Lady Mary clearly was happy in Italy, and did not in the least hanker after the delights of London society, which in her earlier days she had so much enjoyed.

"By the account you give me of London, I think it very much reformed; at least you have one sin the less, and it was a very reigning one in my time, I mean scandal: it must be literally reduced to a whisper, since the custom of living all together. I hope it has also banished the fashion of talking all at once, which was very prevailing when I was in town, and may perhaps contribute to brotherly love and unity, which was so much declined in my memory, that it was hard to invite six people that would not, by cold looks, or piquing reflections affront one another. I suppose parties are at an end, though I fear it is the consequence of the old almanac prophecy, "Poverty brings peace"; and I fancy you really follow the French mode, and the lady keeps an assembly, that the assembly may keep the lady, and card money pay for clothes and equipage as well as cards and candles. I find I should be as solitary in London as I am here in the country, it being impossible for me to submit to live in a drum, which I think so far from a cure of uneasiness, that it is, in my opinion, adding one more to the heap. There are so many attached to humanity, 'tis impossible to fly from them all; but experience has confirmed to me what I always thought, that the pursuit of pleasure will be ever attended with pain, and the study of ease be most certainly accompanied with pleasures. I have had this morning as much delight in a walk in the sun as ever I felt formerly in the crowded Mall, even when I imagined I had my share of the admiration of the place, which was generally soured before I slept by the informations of my female friends, who seldom failed to tell me, it was observed, I had showed an inch above my shoe-heels, or some other criticism of equal weight, which was construed affectation, and utterly destroyed all the satisfaction my vanity had given me. I have now no other but in my little houswifery, which is easily gratified in this country, where, by the help of my receipt-book, I make a very shining figure among my neighbours, by the introduction of custards, cheesecakes, and minced pies, which were entirely unknown to these parts, and are received with universal applause; and I have reason to believe will preserve my memory even to future ages, particularly by the art of butter-making, in which I have so improved them, that they now make as good as in any part of England."

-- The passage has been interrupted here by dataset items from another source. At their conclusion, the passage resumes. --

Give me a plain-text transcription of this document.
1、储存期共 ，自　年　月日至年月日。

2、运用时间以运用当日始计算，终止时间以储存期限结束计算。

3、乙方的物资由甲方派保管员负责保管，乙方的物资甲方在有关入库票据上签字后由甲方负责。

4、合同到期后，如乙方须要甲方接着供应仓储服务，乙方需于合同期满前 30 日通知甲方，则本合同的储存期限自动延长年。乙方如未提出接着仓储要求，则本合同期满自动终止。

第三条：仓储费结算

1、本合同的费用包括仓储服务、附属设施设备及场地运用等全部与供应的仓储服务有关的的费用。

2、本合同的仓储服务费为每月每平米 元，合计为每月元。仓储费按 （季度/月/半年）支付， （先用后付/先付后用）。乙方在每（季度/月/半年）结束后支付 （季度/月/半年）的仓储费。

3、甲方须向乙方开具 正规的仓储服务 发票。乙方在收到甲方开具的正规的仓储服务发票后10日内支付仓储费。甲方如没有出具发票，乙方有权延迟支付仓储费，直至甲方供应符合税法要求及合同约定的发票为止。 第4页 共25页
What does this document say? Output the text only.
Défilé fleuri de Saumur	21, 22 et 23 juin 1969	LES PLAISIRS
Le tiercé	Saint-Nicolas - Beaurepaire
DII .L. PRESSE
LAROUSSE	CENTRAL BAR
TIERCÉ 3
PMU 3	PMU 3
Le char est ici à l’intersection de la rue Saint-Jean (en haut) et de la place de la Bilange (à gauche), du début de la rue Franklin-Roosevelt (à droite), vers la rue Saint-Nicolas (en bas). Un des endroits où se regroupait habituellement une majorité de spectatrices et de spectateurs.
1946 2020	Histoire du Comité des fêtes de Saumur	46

Lady Mary made the acquaintance in 1758 of Sir James Steuart,[20] and his wife, Lady Frances, the eldest daughter of the Earl of Wemyss and sister of the Jacobite Lord Elcho. Steuart, when making the grand tour, had met the exiled Stuarts at Rome, and had become attached to their cause. When the Young Pretender landed in Scotland in 1745, Steuart threw in his lot with him. On his master's business he went to Paris, and was abroad when Culloden was fought. When an Act of Oblivion was passed in 1748 he was exempted by name, and, therefore, his return was at the time impossible. He and his wife wandered about the Continent, and it was at Venice that they encountered Lady Mary, who was delighted with them. "I was charmed to find a man of uncommon sense and learning, and a lady that without beauty is more admirable than the fairest of her sex," she wrote enthusiastically to her daughter. "I offered them all the little good offices in my power, and invited them to supper; upon which our wise Minister[21] has discovered that I am in the interest of popery and slavery. As he has often said the same thing of Mr. Pitt, it would give me no mortification, if I did not apprehend that his fertile imagination may support this wise idea by such circumstances as may influence those that do not know me. It is very remarkable that after having suffered all the rage of that party at Avignon for my attachment to the present reigning family, I should be accused here of favouring rebellion, when I hoped all our odious diversions were forgotten."

[Footnote 20: Sir James Steuart (1712-1780), in 1773, on inheriting an estate from a relative, took the additional surname of Denham. He was the author of works on currency and political economy.]